The report’s findings are drawn from similar interviews with 42 Ethiopians, either migrants or asylum seekers who attempted the journey themselves, or friends and relatives of those who tried to cross between March 2022 and June 2023. It also includes analyses of over 350 photos and videos taken between 2021 and July, as well as more than 100 square miles of satellite imagery captured between February 2022 and July 2023.

The material, Human Rights Watch said, helped corroborate the locations of border posts and detention camps, as well as the presence of corpses along the routes and a growing number of makeshift burial sites for migrants on either side of the border.

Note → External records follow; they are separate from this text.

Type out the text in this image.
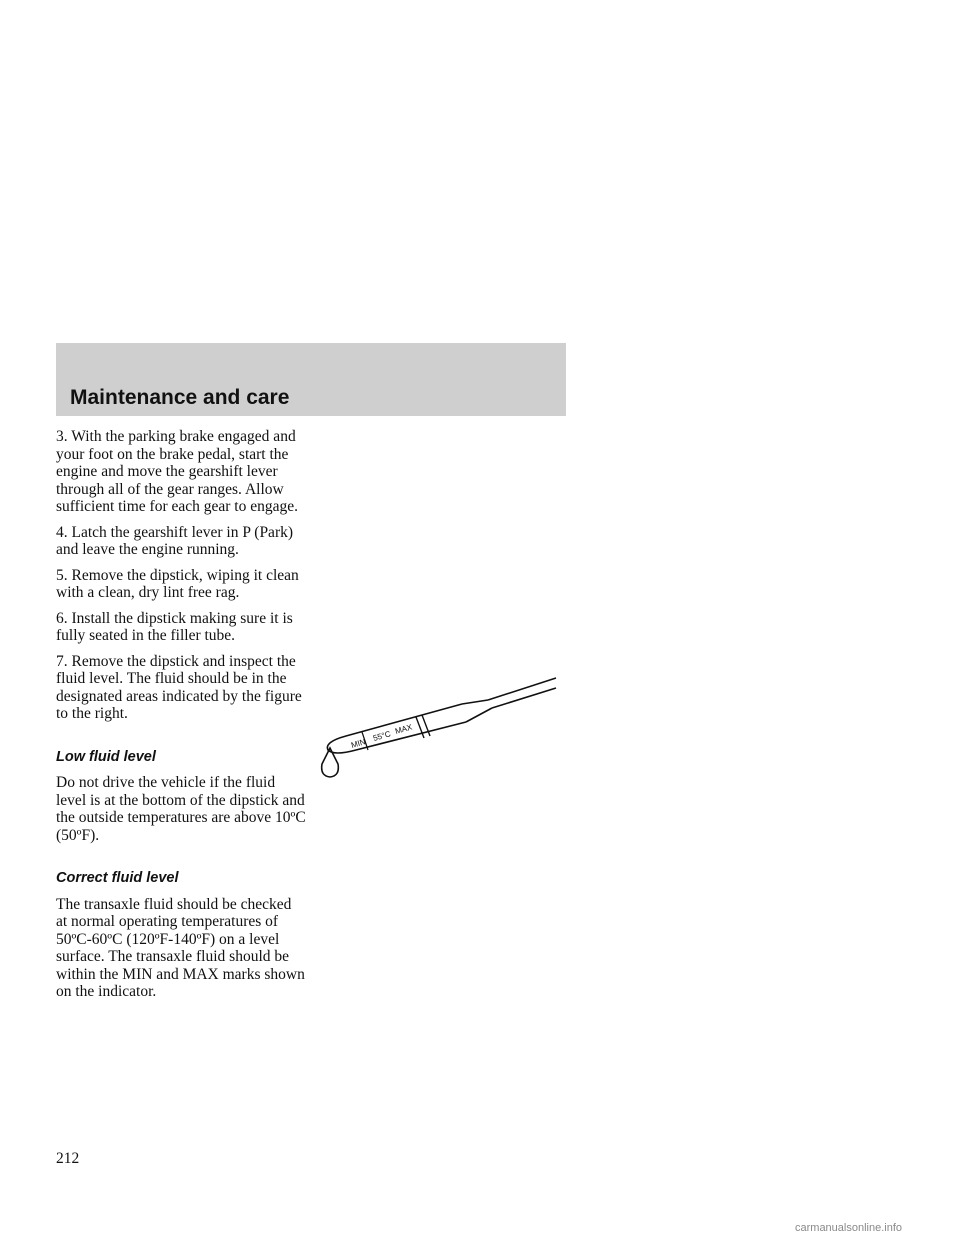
Maintenance and care

3. With the parking brake engaged and your foot on the brake pedal, start the engine and move the gearshift lever through all of the gear ranges. Allow sufficient time for each gear to engage.

4. Latch the gearshift lever in P (Park) and leave the engine running.

5. Remove the dipstick, wiping it clean with a clean, dry lint free rag.

6. Install the dipstick making sure it is fully seated in the filler tube.

7. Remove the dipstick and inspect the fluid level. The fluid should be in the designated areas indicated by the figure to the right.

Low fluid level

Do not drive the vehicle if the fluid level is at the bottom of the dipstick and the outside temperatures are above 10ºC (50ºF).

Correct fluid level

The transaxle fluid should be checked at normal operating temperatures of 50ºC-60ºC (120ºF-140ºF) on a level surface. The transaxle fluid should be within the MIN and MAX marks shown on the indicator.

MIN
55°C
MAX
212
carmanualsonline.info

“Saudi officials are killing hundreds of migrants and asylum seekers in this remote border area out of view of the rest of the world,” Nadia Hardman, refugee and migrant rights researcher at Human Rights Watch, said in a statement Monday. But, she said, “Saudi border guards knew or should have known they were firing on unarmed civilians.”

The alleged crimes should be “independently and impartially investigated,” Human Rights Watch said, including by the United Nations.

“Saudi Arabia’s documented record of failing to address serious human rights abuses … casts doubt on its willingness to conduct any meaningful investigation, despite the seriousness of the alleged abuses,” the report said.